The process to change the recommended cooking temperature for pork muscle meat began six years ago. It started by meeting with the Food Safety Inspection Service to determine what scientific information was needed to complete the task, said Liz Wagstrom, the National Pork Producers Council's chief veterinarian.

“It was very much a cooperative effort, with science and policy working together,” she reported at a World Pork Expo news conference on Thursday. The end result is the newly released approved cooking temperature for pork muscle cuts of 145 F internal temperature with a 3-minute hold.

The result for consumers is a juicier product, which extensive National Pork Board consumer taste panel studies show consumers prefer. Consumer groups were part of the cooking temperature discussion along the way, Wagstrom pointed out.

Cooking temperatures for ground product will remain the same—160 F for beef and pork, 165 F for poultry. “We had a long discussion on ground product,” says Audrey Adamson, NPPC’s vice president of domestic policy issues, “but those products are used differently than muscle meats.”

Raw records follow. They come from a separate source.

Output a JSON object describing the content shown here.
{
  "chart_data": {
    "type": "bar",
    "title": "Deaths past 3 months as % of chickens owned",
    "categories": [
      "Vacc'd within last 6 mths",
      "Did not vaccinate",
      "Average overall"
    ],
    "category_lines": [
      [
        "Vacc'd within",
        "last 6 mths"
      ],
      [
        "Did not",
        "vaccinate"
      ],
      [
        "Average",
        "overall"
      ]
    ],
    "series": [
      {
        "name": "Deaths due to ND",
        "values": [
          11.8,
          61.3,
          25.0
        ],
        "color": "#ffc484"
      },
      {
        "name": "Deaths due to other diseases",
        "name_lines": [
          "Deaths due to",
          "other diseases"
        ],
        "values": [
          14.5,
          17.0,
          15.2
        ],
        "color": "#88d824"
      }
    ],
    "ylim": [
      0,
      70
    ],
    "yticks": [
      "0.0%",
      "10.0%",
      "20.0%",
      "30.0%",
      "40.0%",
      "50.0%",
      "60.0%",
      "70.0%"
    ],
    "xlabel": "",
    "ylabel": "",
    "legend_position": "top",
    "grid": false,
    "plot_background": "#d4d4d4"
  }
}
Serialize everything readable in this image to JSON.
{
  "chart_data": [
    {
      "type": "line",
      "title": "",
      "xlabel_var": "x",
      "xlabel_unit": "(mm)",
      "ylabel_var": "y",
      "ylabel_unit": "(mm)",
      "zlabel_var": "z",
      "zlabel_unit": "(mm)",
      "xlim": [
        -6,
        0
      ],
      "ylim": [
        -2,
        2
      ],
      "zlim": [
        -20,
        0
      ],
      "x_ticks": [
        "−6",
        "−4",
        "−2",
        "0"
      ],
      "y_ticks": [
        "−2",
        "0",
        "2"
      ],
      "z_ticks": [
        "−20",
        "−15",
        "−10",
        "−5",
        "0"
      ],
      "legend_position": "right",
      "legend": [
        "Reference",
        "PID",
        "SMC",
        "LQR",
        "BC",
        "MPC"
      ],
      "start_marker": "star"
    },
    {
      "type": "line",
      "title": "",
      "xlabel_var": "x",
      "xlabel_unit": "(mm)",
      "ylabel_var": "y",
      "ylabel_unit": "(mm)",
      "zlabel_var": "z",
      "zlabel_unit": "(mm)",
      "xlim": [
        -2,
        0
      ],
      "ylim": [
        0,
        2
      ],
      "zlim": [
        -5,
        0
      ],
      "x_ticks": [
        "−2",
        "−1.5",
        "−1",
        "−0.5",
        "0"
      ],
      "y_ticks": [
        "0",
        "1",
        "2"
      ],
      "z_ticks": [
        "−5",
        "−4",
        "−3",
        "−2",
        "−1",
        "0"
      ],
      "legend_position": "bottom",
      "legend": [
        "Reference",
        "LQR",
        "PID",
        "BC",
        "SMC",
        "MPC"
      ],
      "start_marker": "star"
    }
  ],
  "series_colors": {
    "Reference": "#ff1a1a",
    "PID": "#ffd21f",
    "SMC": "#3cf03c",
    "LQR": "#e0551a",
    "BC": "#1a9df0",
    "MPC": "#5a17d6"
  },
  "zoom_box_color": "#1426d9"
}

The question now is, how will consumers respond, and will they catch on to this new recommendation. It won’t be easy and will take a commitment of years, Wagstrom acknowledged. “That will be a generational shift.”

Also, getting people to use a thermometer is an on-going challenge, Wagstrom noted.

Education efforts will be directed to Americans from 8th-grade home-ec classes to current cooks, she added. “We are working with thermometer companies to help them recalibrate their temperature recommendations.”

Just this week, the National Pork Board directors approved $500,000 to work with educators and to help get the information out, said Mike Wegner, NPB’s vice president of communications.

“Producer groups and FSIS will work to get the message out,” said Adamson. “And that will include online ads, messages with the Food Channels, magazines and chiefs, among other things.”